By 2050, Africa’s population is projected to double to 2.5 billion. By 2100, the UN estimates it could easily top 4 billion. Which is why Melinda Gates, wife of Microsoft founder and billionaire philanthropist Bill, is visiting Burkina Faso.
Like other west African nations, the landlocked country has a rapidly growing population and Gates is on a mission to promote and normalise contraception in a society where condoms, the pill and other methods, are often unavailable or frowned upon.
“If you don’t give women access to contraceptives you are locking them into a cycle of poverty,” Gates said in an interview with AFP.
“When women have one child after another then they can’t feed the kids properly so they don’t grow properly and then the family don’t have the resources… to then educate their kids.”
Gates’ argument is simple. In a country like Burkina Faso, with a population of nearly 20 million growing 3 percent a year, contraception is a tool to not only cut birth rates, but also improve health, education and business opportunities for all.
Family planning will, in effect, make people healthier and wealthier.
“You have to go to religious leaders, traditional leaders, they need to hear it from a trusted community health worker,” Gates implored.
“To be honest we also have to educate their husbands, sometimes even the husbands first and the mother-in-law,” she said, well aware of the myriad challenges to boosting the rate of contraception use in a country ranked amongst the lowest in the world.
– ‘Learning from each other’ –
In Burkina Faso, contraceptives can be hard to access, particularly in remote areas of the country.
Knowledge about what’s available and how to use them is relatively low. And many community leaders are ambivalent or opposed to the benefits of birth control.
The fertility rate in Burkina Faso was 5.71 children per woman in 2017, according to the CIA World Factbook.
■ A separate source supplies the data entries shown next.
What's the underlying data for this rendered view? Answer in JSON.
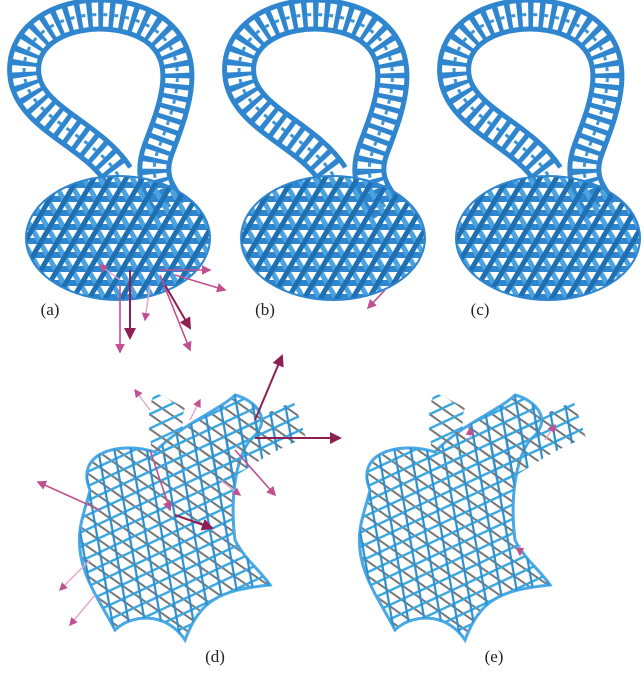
{
  "panels": [
    {
      "label": "(a)"
    },
    {
      "label": "(b)"
    },
    {
      "label": "(c)"
    },
    {
      "label": "(d)"
    },
    {
      "label": "(e)"
    }
  ]
}
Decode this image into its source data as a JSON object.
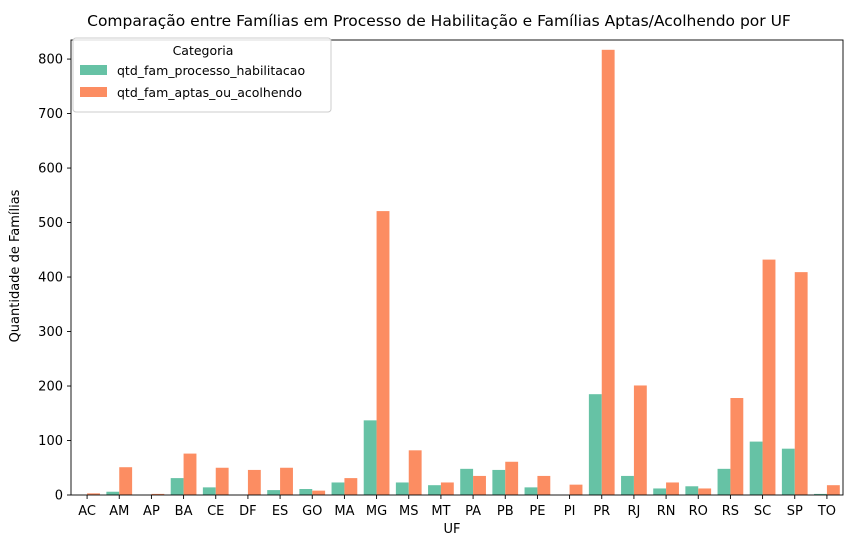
{
  "chart_data": {
    "type": "bar",
    "title": "Comparação entre Famílias em Processo de Habilitação e Famílias Aptas/Acolhendo por UF",
    "xlabel": "UF",
    "ylabel": "Quantidade de Famílias",
    "ylim": [
      0,
      835
    ],
    "yticks": [
      0,
      100,
      200,
      300,
      400,
      500,
      600,
      700,
      800
    ],
    "grid": false,
    "legend": {
      "title": "Categoria",
      "placement": "top-left"
    },
    "categories": [
      "AC",
      "AM",
      "AP",
      "BA",
      "CE",
      "DF",
      "ES",
      "GO",
      "MA",
      "MG",
      "MS",
      "MT",
      "PA",
      "PB",
      "PE",
      "PI",
      "PR",
      "RJ",
      "RN",
      "RO",
      "RS",
      "SC",
      "SP",
      "TO"
    ],
    "series": [
      {
        "name": "qtd_fam_processo_habilitacao",
        "color": "#66c2a5",
        "values": [
          0,
          6,
          0,
          31,
          14,
          0,
          9,
          11,
          23,
          137,
          23,
          18,
          48,
          46,
          14,
          0,
          185,
          35,
          12,
          16,
          48,
          98,
          85,
          2
        ]
      },
      {
        "name": "qtd_fam_aptas_ou_acolhendo",
        "color": "#fc8d62",
        "values": [
          3,
          51,
          2,
          76,
          50,
          46,
          50,
          8,
          31,
          521,
          82,
          23,
          35,
          61,
          35,
          19,
          817,
          201,
          23,
          12,
          178,
          432,
          409,
          18
        ]
      }
    ]
  }
}
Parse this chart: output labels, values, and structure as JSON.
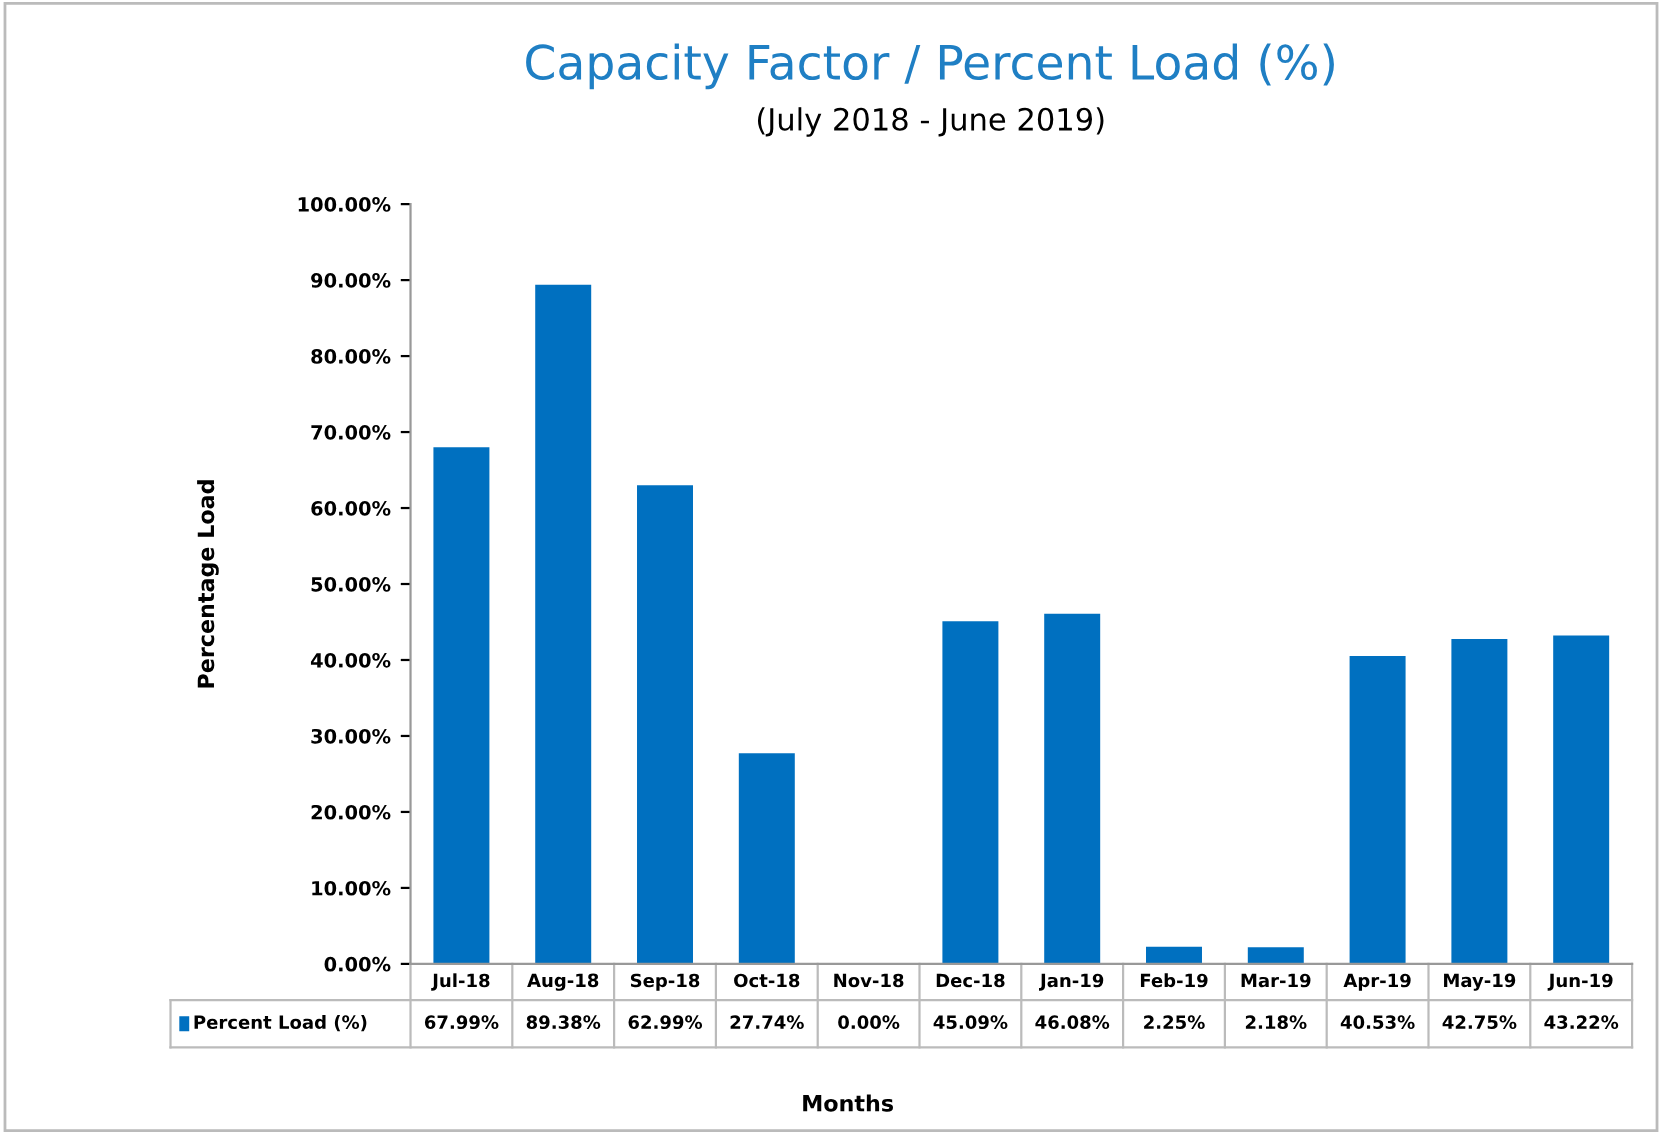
{
  "chart_data": {
    "type": "bar",
    "title": "Capacity Factor / Percent Load (%)",
    "subtitle": "(July 2018 - June 2019)",
    "xlabel": "Months",
    "ylabel": "Percentage Load",
    "categories": [
      "Jul-18",
      "Aug-18",
      "Sep-18",
      "Oct-18",
      "Nov-18",
      "Dec-18",
      "Jan-19",
      "Feb-19",
      "Mar-19",
      "Apr-19",
      "May-19",
      "Jun-19"
    ],
    "series": [
      {
        "name": "Percent Load (%)",
        "color": "#0070c0",
        "values": [
          67.99,
          89.38,
          62.99,
          27.74,
          0.0,
          45.09,
          46.08,
          2.25,
          2.18,
          40.53,
          42.75,
          43.22
        ],
        "value_labels": [
          "67.99%",
          "89.38%",
          "62.99%",
          "27.74%",
          "0.00%",
          "45.09%",
          "46.08%",
          "2.25%",
          "2.18%",
          "40.53%",
          "42.75%",
          "43.22%"
        ]
      }
    ],
    "ylim": [
      0,
      100
    ],
    "yticks": [
      {
        "value": 0,
        "label": "0.00%"
      },
      {
        "value": 10,
        "label": "10.00%"
      },
      {
        "value": 20,
        "label": "20.00%"
      },
      {
        "value": 30,
        "label": "30.00%"
      },
      {
        "value": 40,
        "label": "40.00%"
      },
      {
        "value": 50,
        "label": "50.00%"
      },
      {
        "value": 60,
        "label": "60.00%"
      },
      {
        "value": 70,
        "label": "70.00%"
      },
      {
        "value": 80,
        "label": "80.00%"
      },
      {
        "value": 90,
        "label": "90.00%"
      },
      {
        "value": 100,
        "label": "100.00%"
      }
    ],
    "grid": false
  }
}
The Bill and Melinda Gates Foundation, a multi-billion dollar charity and one of the most powerful in the world, has earmarked $10 million for contraceptive programs in Burkina Faso to help women plan and space their pregnancies.
Melinda Gates’ trip to the country is, in part, to promote the initiative and to learn about the problems the programme is up against.
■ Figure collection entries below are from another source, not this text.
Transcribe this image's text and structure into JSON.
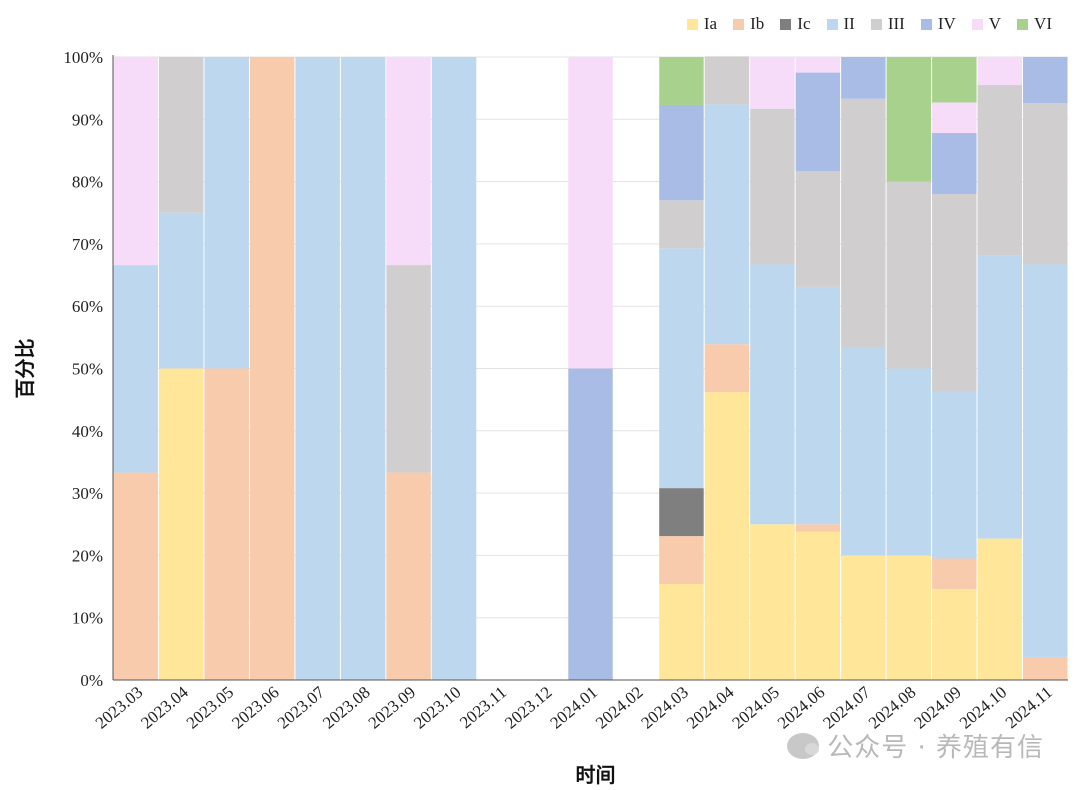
{
  "chart_data": {
    "type": "bar",
    "stacked": true,
    "categories": [
      "2023.03",
      "2023.04",
      "2023.05",
      "2023.06",
      "2023.07",
      "2023.08",
      "2023.09",
      "2023.10",
      "2023.11",
      "2023.12",
      "2024.01",
      "2024.02",
      "2024.03",
      "2024.04",
      "2024.05",
      "2024.06",
      "2024.07",
      "2024.08",
      "2024.09",
      "2024.10",
      "2024.11"
    ],
    "series": [
      {
        "name": "Ia",
        "color": "#FFE699",
        "values": [
          0,
          50,
          0,
          0,
          0,
          0,
          0,
          0,
          0,
          0,
          0,
          0,
          15.4,
          46.2,
          25,
          23.8,
          20,
          20,
          14.6,
          22.7,
          0
        ]
      },
      {
        "name": "Ib",
        "color": "#F8CBAD",
        "values": [
          33.3,
          0,
          50,
          100,
          0,
          0,
          33.3,
          0,
          0,
          0,
          0,
          0,
          7.7,
          7.7,
          0,
          1.2,
          0,
          0,
          4.9,
          0,
          3.7
        ]
      },
      {
        "name": "Ic",
        "color": "#7F7F7F",
        "values": [
          0,
          0,
          0,
          0,
          0,
          0,
          0,
          0,
          0,
          0,
          0,
          0,
          7.7,
          0,
          0,
          0,
          0,
          0,
          0,
          0,
          0
        ]
      },
      {
        "name": "II",
        "color": "#BDD7EE",
        "values": [
          33.3,
          25,
          50,
          0,
          100,
          100,
          0,
          100,
          0,
          0,
          0,
          0,
          38.5,
          38.5,
          41.7,
          38.1,
          33.3,
          30,
          26.8,
          45.5,
          63
        ]
      },
      {
        "name": "III",
        "color": "#D0CECE",
        "values": [
          0,
          25,
          0,
          0,
          0,
          0,
          33.3,
          0,
          0,
          0,
          0,
          0,
          7.7,
          7.7,
          25,
          18.6,
          40,
          30,
          31.7,
          27.3,
          25.9
        ]
      },
      {
        "name": "IV",
        "color": "#A9BCE5",
        "values": [
          0,
          0,
          0,
          0,
          0,
          0,
          0,
          0,
          0,
          0,
          50,
          0,
          15.3,
          0,
          0,
          15.8,
          6.7,
          0,
          9.8,
          0,
          7.4
        ]
      },
      {
        "name": "V",
        "color": "#F6DCF8",
        "values": [
          33.4,
          0,
          0,
          0,
          0,
          0,
          33.4,
          0,
          0,
          0,
          50,
          0,
          0,
          0,
          8.3,
          2.5,
          0,
          0,
          4.9,
          4.5,
          0
        ]
      },
      {
        "name": "VI",
        "color": "#A9D18E",
        "values": [
          0,
          0,
          0,
          0,
          0,
          0,
          0,
          0,
          0,
          0,
          0,
          0,
          7.7,
          0,
          0,
          0,
          0,
          20,
          7.3,
          0,
          0
        ]
      }
    ],
    "xlabel": "时间",
    "ylabel": "百分比",
    "ylim": [
      0,
      100
    ],
    "yticks": [
      "0%",
      "10%",
      "20%",
      "30%",
      "40%",
      "50%",
      "60%",
      "70%",
      "80%",
      "90%",
      "100%"
    ],
    "grid": true,
    "legend_position": "top-right"
  },
  "watermark": "公众号 · 养殖有信"
}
The money will boost efforts already promoted by the Ouagadougou Partnership, an alliance of nine Francophone West African countries and several international groups set up in 2011 to expand access to family planning in the region.
Gates lauds the success of the partnership, saying initial targets have already been met and that the nine governments are “learning from each other”.
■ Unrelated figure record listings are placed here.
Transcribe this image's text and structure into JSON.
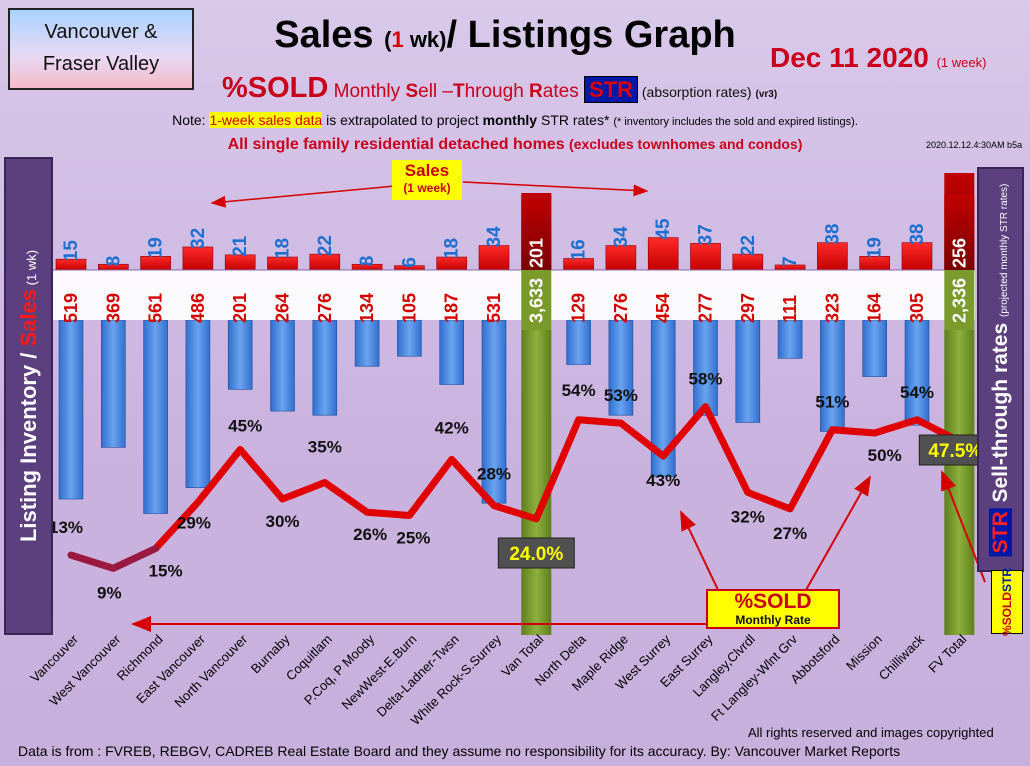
{
  "header": {
    "region_line1": "Vancouver &",
    "region_line2": "Fraser Valley",
    "title_a": "Sales ",
    "title_b": "(",
    "title_c": "1",
    "title_d": " wk)",
    "title_e": "/ Listings Graph",
    "date": "Dec 11  2020",
    "date_suffix": "(1 week)",
    "subtitle_a": "%SOLD",
    "subtitle_b": " Monthly ",
    "subtitle_c": "S",
    "subtitle_d": "ell –",
    "subtitle_e": "T",
    "subtitle_f": "hrough ",
    "subtitle_g": "R",
    "subtitle_h": "ates ",
    "subtitle_str": "STR",
    "subtitle_i": " (absorption rates) ",
    "subtitle_j": "(vr3)",
    "note_a": "Note: ",
    "note_hl": "1-week sales data",
    "note_b": " is extrapolated to project ",
    "note_c": "monthly",
    "note_d": " STR rates* ",
    "note_e": "(* inventory includes the sold and expired listings).",
    "stamp": "2020.12.12.4:30AM b5a",
    "note2_a": "All single family residential detached homes ",
    "note2_b": "(excludes townhomes and condos)"
  },
  "left_axis": {
    "a": "Listing Inventory ",
    "b": "/ ",
    "c": "Sales",
    "d": " (1 wk)"
  },
  "right_axis": {
    "str": "STR",
    "a": " Sell-through rates ",
    "b": "(projected monthly STR rates)"
  },
  "pct_box": {
    "a": "%SOLD",
    "str": "STR"
  },
  "sales_callout": {
    "a": "Sales",
    "b": "(1 week)"
  },
  "sold_box": {
    "a": "%SOLD",
    "b": "Monthly Rate"
  },
  "footer": {
    "copyright": "All rights reserved and  images copyrighted",
    "source": "Data is from : FVREB, REBGV, CADREB Real Estate Board and they assume no responsibility for its accuracy. By: Vancouver Market Reports"
  },
  "colors": {
    "sales": "#e60000",
    "inventory": "#4a86d8",
    "total": "#7a9a2c",
    "line": "#e00000"
  },
  "chart_data": {
    "type": "bar",
    "categories": [
      "Vancouver",
      "West Vancouver",
      "Richmond",
      "East Vancouver",
      "North Vancouver",
      "Burnaby",
      "Coquitlam",
      "P.Coq, P Moody",
      "NewWest-E.Burn",
      "Delta-Ladner-Twsn",
      "White Rock-S.Surrey",
      "Van Total",
      "North Delta",
      "Maple Ridge",
      "West Surrey",
      "East Surrey",
      "Langley,Clvrdl",
      "Ft Langley-Wlnt Grv",
      "Abbotsford",
      "Mission",
      "Chilliwack",
      "FV Total"
    ],
    "sales_labels": [
      "15",
      "8",
      "19",
      "32",
      "21",
      "18",
      "22",
      "8",
      "6",
      "18",
      "34",
      "201",
      "16",
      "34",
      "45",
      "37",
      "22",
      "7",
      "38",
      "19",
      "38",
      "256"
    ],
    "inventory_labels": [
      "519",
      "369",
      "561",
      "486",
      "201",
      "264",
      "276",
      "134",
      "105",
      "187",
      "531",
      "3,633",
      "129",
      "276",
      "454",
      "277",
      "297",
      "111",
      "323",
      "164",
      "305",
      "2,336"
    ],
    "series": [
      {
        "name": "Sales (1 week)",
        "values": [
          15,
          8,
          19,
          32,
          21,
          18,
          22,
          8,
          6,
          18,
          34,
          201,
          16,
          34,
          45,
          37,
          22,
          7,
          38,
          19,
          38,
          256
        ]
      },
      {
        "name": "Listing Inventory",
        "values": [
          519,
          369,
          561,
          486,
          201,
          264,
          276,
          134,
          105,
          187,
          531,
          3633,
          129,
          276,
          454,
          277,
          297,
          111,
          323,
          164,
          305,
          2336
        ]
      },
      {
        "name": "%SOLD Monthly Rate",
        "values": [
          13,
          9,
          15,
          29,
          45,
          30,
          35,
          26,
          25,
          42,
          28,
          24.0,
          54,
          53,
          43,
          58,
          32,
          27,
          51,
          50,
          54,
          47.5
        ]
      }
    ],
    "pct_labels": [
      "13%",
      "9%",
      "15%",
      "29%",
      "45%",
      "30%",
      "35%",
      "26%",
      "25%",
      "42%",
      "28%",
      "24.0%",
      "54%",
      "53%",
      "43%",
      "58%",
      "32%",
      "27%",
      "51%",
      "50%",
      "54%",
      "47.5%"
    ],
    "total_indices": [
      11,
      21
    ]
  }
}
“You have nine governments in west Africa saying we want to do this and we want to do it well,” she said.
“They see the difference it will make for their country, for women and families in their country, they see the difference it will make for children and they see the difference it will make in their economy.”
The Ouagadougou Partnership now aims to bring family planning to 2.2 million more people across the region by 2020.
For Gates, a former Microsoft employee who ended up marrying her boss in 1994, it has been a long journey from Texan business executive to international philanthropist highflyer.
Now used to bending the ear of presidents and billionaire friends to support anti-poverty initiatives or to combat diseases such as HIV and cholera, the Gates foundation has pledged hundreds of millions to changing the lives of some of the poorest people in the world.
While in Burkina Faso, Gates also announced a $34 million investment in nutritional programmes, to teach young mothers to breastfeed their children until the age of six months, and healthier eating in general.
“If you care about the children in your country and you want them to reach their full potential, they need to be fed properly,” she said.